|The Wood Shed|
By Todd Harrison JUN 27, 2007 10:02 AM
...a falling tree--or price, as the case may be--isn't firewood unless someone is there to chop it up and collect it.
"And a new day will dawn for those who stand long and the forests will echo with laughter."
Thanks again for a wonderful site. Just thinking out loud here. Leverage in a true market is one thing. But the subprime "space" is not a market. You have to be a member of the club to play at the club. Only until someone like Merrill (MER) comes around and shines light on it does it become a market.
I can't short this. Can you? If there is no market, the fundamental premise of investment is not valid. In fact, one could say that the bet that these participants are making is: it never becomes a market. The investment is premised on the club staying private.
Once the doors are open, the underlying investment thesis (regardless of the instrument) goes out the door. It's not just leverage – it's access. Or, at least that's how I'm viewing it.
You hit the nail on the head in that a falling tree--or price, as the case may be--isn't firewood unless someone is there to chop it up and collect it. And even so, it won't lead to a forest fire until someone lights the match.

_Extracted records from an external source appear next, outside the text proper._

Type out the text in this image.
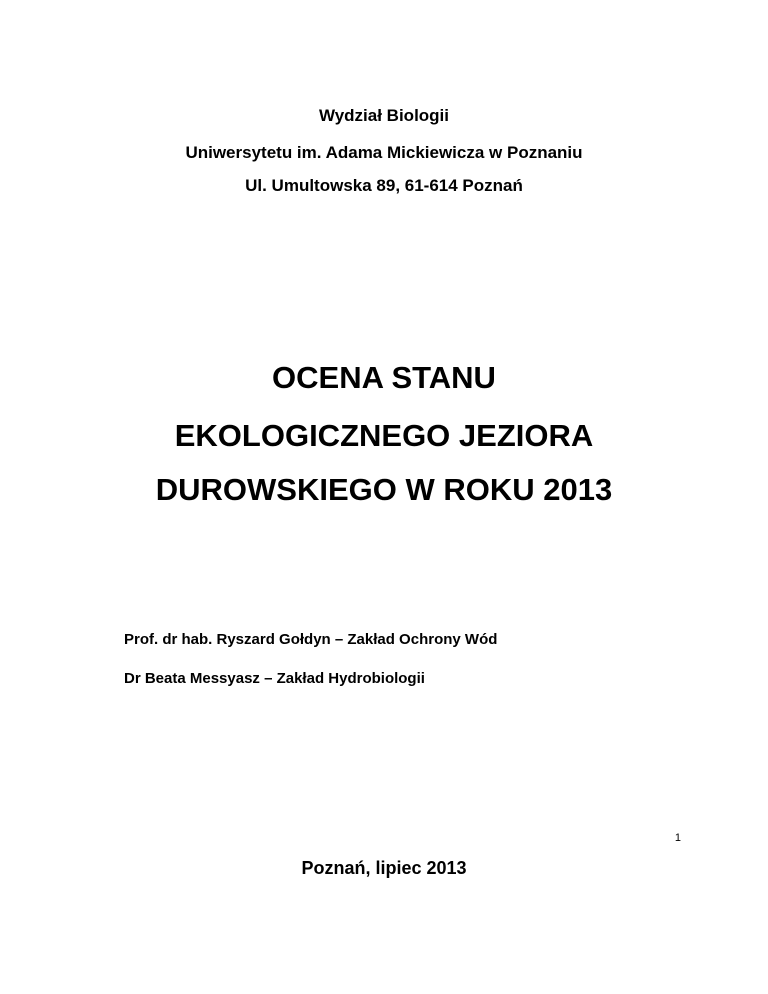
Wydział Biologii
Uniwersytetu im. Adama Mickiewicza w Poznaniu
Ul. Umultowska 89, 61-614 Poznań
OCENA STANU
EKOLOGICZNEGO JEZIORA
DUROWSKIEGO W ROKU 2013
Prof. dr hab. Ryszard Gołdyn – Zakład Ochrony Wód
Dr Beata Messyasz – Zakład Hydrobiologii
Poznań, lipiec 2013
1
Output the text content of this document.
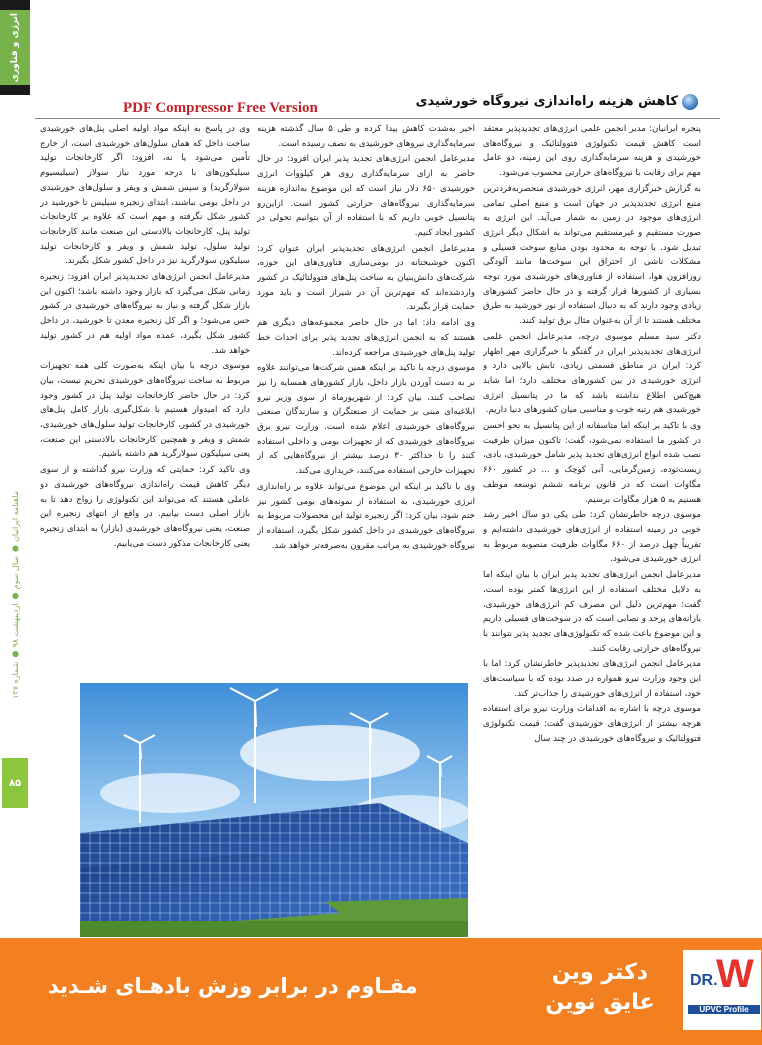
انرژی و فناوری
ماهنامه ایرانیان ● سال سوم ● اردیبهشت ۹۸ ● شماره ۱۲۷
۸۵
PDF Compressor Free Version	کاهش هزینه راه‌اندازی نیروگاه خورشیدی

پنجره ایرانیان: مدیر انجمن علمی انرژی‌های تجدیدپذیر معتقد است کاهش قیمت تکنولوژی فتوولتائیک و نیروگاه‌های خورشیدی و هزینه سرمایه‌گذاری روی این زمینه، دو عامل مهم برای رقابت با نیروگاه‌های حرارتی محسوب می‌شود.

به گزارش خبرگزاری مهر، انرژی خورشیدی منحصربه‌فردترین منبع انرژی تجدیدپذیر در جهان است و منبع اصلی تمامی انرژی‌های موجود در زمین به شمار می‌آید. این انرژی به صورت مستقیم و غیرمستقیم می‌تواند به اشکال دیگر انرژی تبدیل شود. با توجه به محدود بودن منابع سوخت فسیلی و مشکلات ناشی از احتراق این سوخت‌ها مانند آلودگی روزافزون هوا، استفاده از فناوری‌های خورشیدی مورد توجه بسیاری از کشورها قرار گرفته و در حال حاضر کشورهای زیادی وجود دارند که به دنبال استفاده از نور خورشید به طرق مختلف هستند تا از آن به‌عنوان مثال برق تولید کنند.

دکتر سید مسلم موسوی درچه، مدیرعامل انجمن علمی انرژی‌های تجدیدپذیر ایران در گفتگو با خبرگزاری مهر اظهار کرد: ایران در مناطق قسمتی زیادی، تابش بالایی دارد و انرژی خورشیدی در بین کشورهای مختلف دارد؛ اما شاید هیچ‌کس اطلاع نداشته باشد که ما در پتانسیل انرژی خورشیدی هم رتبه خوب و مناسبی میان کشورهای دنیا داریم.

وی با تاکید بر اینکه اما متاسفانه از این پتانسیل به نحو احسن در کشور ما استفاده نمی‌شود، گفت: تاکنون میزان ظرفیت نصب شده انواع انرژی‌های تجدید پذیر شامل خورشیدی، بادی، زیست‌توده، زمین‌گرمایی، آبی کوچک و ... در کشور ۶۶۰ مگاوات است که در قانون برنامه ششم توسعه موظف هستیم به ۵ هزار مگاوات برسیم.

موسوی درچه خاطرنشان کرد: طی یکی دو سال اخیر رشد خوبی در زمینه استفاده از انرژی‌های خورشیدی داشته‌ایم و تقریباً چهل درصد از ۶۶۰ مگاوات ظرفیت منصوبه مربوط به انرژی خورشیدی می‌شود.

مدیرعامل انجمن انرژی‌های تجدید پذیر ایران با بیان اینکه اما به دلایل مختلف استفاده از این انرژی‌ها کمتر بوده است، گفت: مهم‌ترین دلیل این مصرف کم انرژی‌های خورشیدی، یارانه‌های پرحد و نصابی است که در سوخت‌های فسیلی داریم و این موضوع باعث شده که تکنولوژی‌های تجدید پذیر نتوانند با نیروگاه‌های حرارتی رقابت کنند.

مدیرعامل انجمن انرژی‌های تجدیدپذیر خاطرنشان کرد: اما با این وجود وزارت نیرو همواره در صدد بوده که با سیاست‌های خود، استفاده از انرژی‌های خورشیدی را جذاب‌تر کند.

موسوی درچه با اشاره به اقدامات وزارت نیرو برای استفاده هرچه بیشتر از انرژی‌های خورشیدی گفت: قیمت تکنولوژی فتوولتائیک و نیروگاه‌های خورشیدی در چند سال

اخیر به‌شدت کاهش پیدا کرده و طی ۵ سال گذشته هزینه سرمایه‌گذاری نیروهای خورشیدی به نصف رسیده است.

مدیرعامل انجمن انرژی‌های تجدید پذیر ایران افزود: در حال حاضر به ازای سرمایه‌گذاری روی هر کیلووات انرژی خورشیدی ۶۵۰ دلار نیاز است که این موضوع به‌اندازه هزینه سرمایه‌گذاری نیروگاه‌های حرارتی کشور است. ازاین‌رو پتانسیل خوبی داریم که با استفاده از آن بتوانیم تحولی در کشور ایجاد کنیم.

مدیرعامل انجمن انرژی‌های تجدیدپذیر ایران عنوان کرد: اکنون خوشبختانه در بومی‌سازی فناوری‌های این حوزه، شرکت‌های دانش‌بنیان به ساخت پنل‌های فتوولتائیک در کشور واردشده‌اند که مهم‌ترین آن در شیراز است و باید مورد حمایت قرار بگیرند.

وی ادامه داد: اما در حال حاضر مجموعه‌های دیگری هم هستند که به انجمن انرژی‌های تجدید پذیر برای احداث خط تولید پنل‌های خورشیدی مراجعه کرده‌اند.

موسوی درچه با تاکید بر اینکه همین شرکت‌ها می‌توانند علاوه بر به دست آوردن بازار داخل، بازار کشورهای همسایه را نیز تصاحب کنند، بیان کرد: از شهریورماه از سوی وزیر نیرو ابلاغیه‌ای مبنی بر حمایت از صنعتگران و سازندگان صنعتی نیروگاه‌های خورشیدی اعلام شده است. وزارت نیرو برق نیروگاه‌های خورشیدی که از تجهیزات بومی و داخلی استفاده کنند را تا حداکثر ۳۰ درصد بیشتر از نیروگاه‌هایی که از تجهیزات خارجی استفاده می‌کنند، خریداری می‌کند.

وی با تاکید بر اینکه این موضوع می‌تواند علاوه بر راه‌اندازی انرژی خورشیدی، به استفاده از نمونه‌های بومی کشور نیز ختم شود، بیان کرد: اگر زنجیره تولید این محصولات مربوط به نیروگاه‌های خورشیدی در داخل کشور شکل بگیرد، استفاده از نیروگاه خورشیدی به مراتب مقرون به‌صرفه‌تر خواهد شد.

وی در پاسخ به اینکه مواد اولیه اصلی پنل‌های خورشیدی ساخت داخل که همان سلول‌های خورشیدی است، از خارج تأمین می‌شود یا نه، افزود: اگر کارخانجات تولید سیلیکون‌های با درجه مورد نیاز سولار (سیلیسیوم سولارگرید) و سپس شمش و ویفر و سلول‌های خورشیدی در داخل بومی نباشند، ابتدای زنجیره سیلیس تا خورشید در کشور شکل نگرفته و مهم است که علاوه بر کارخانجات تولید پنل، کارخانجات بالادستی این صنعت مانند کارخانجات تولید سلول، تولید شمش و ویفر و کارخانجات تولید سیلیکون سولارگرید نیز در داخل کشور شکل بگیرند.

مدیرعامل انجمن انرژی‌های تجدیدپذیر ایران افزود: زنجیره زمانی شکل می‌گیرد که بازار وجود داشته باشد؛ اکنون این بازار شکل گرفته و نیاز به نیروگاه‌های خورشیدی در کشور حس می‌شود؛ و اگر کل زنجیره معدن تا خورشید، در داخل کشور شکل بگیرد، عمده مواد اولیه هم در کشور تولید خواهد شد.

موسوی درچه با بیان اینکه به‌صورت کلی همه تجهیزات مربوط به ساخت نیروگاه‌های خورشیدی تحریم نیست، بیان کرد: در حال حاضر کارخانجات تولید پنل در کشور وجود دارد که امیدوار هستیم با شکل‌گیری بازار کامل پنل‌های خورشیدی در کشور، کارخانجات تولید سلول‌های خورشیدی، شمش و ویفر و همچنین کارخانجات بالادستی این صنعت، یعنی سیلیکون سولارگرید هم داشته باشیم.

وی تاکید کرد: حمایتی که وزارت نیرو گذاشته و از سوی دیگر کاهش قیمت راه‌اندازی نیروگاه‌های خورشیدی دو عاملی هستند که می‌تواند این تکنولوژی را رواج دهد تا به بازار اصلی دست بیابیم. در واقع از انتهای زنجیره این صنعت، یعنی نیروگاه‌های خورشیدی (بازار) به ابتدای زنجیره یعنی کارخانجات مذکور دست می‌یابیم.

مقـاوم در برابر وزش بادهـای شـدید
دکتر وین عایق نوین
W
DR.
UPVC Profile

The tricky aspect of this juncture is that everyone knows where the wood is now. And the wood dealers, who were quick to realize gains when the underlying assets were appreciating, are hoping that the spark in the dark (that is mark-to-market) doesn't come to Bear (pun intended).
I'm not smart enough to say whether this is the beginning of a big blaze. What I will say is that we've been discussing these conditional elements for a mighty long time.
In a finance based economy, one woven together by hundreds of trillions of dollars of derivatives, you don't need to be an investor in CDO's to get burnt. You simply need to be in a neighboring town.
And that could be a problem in our current era of globalization.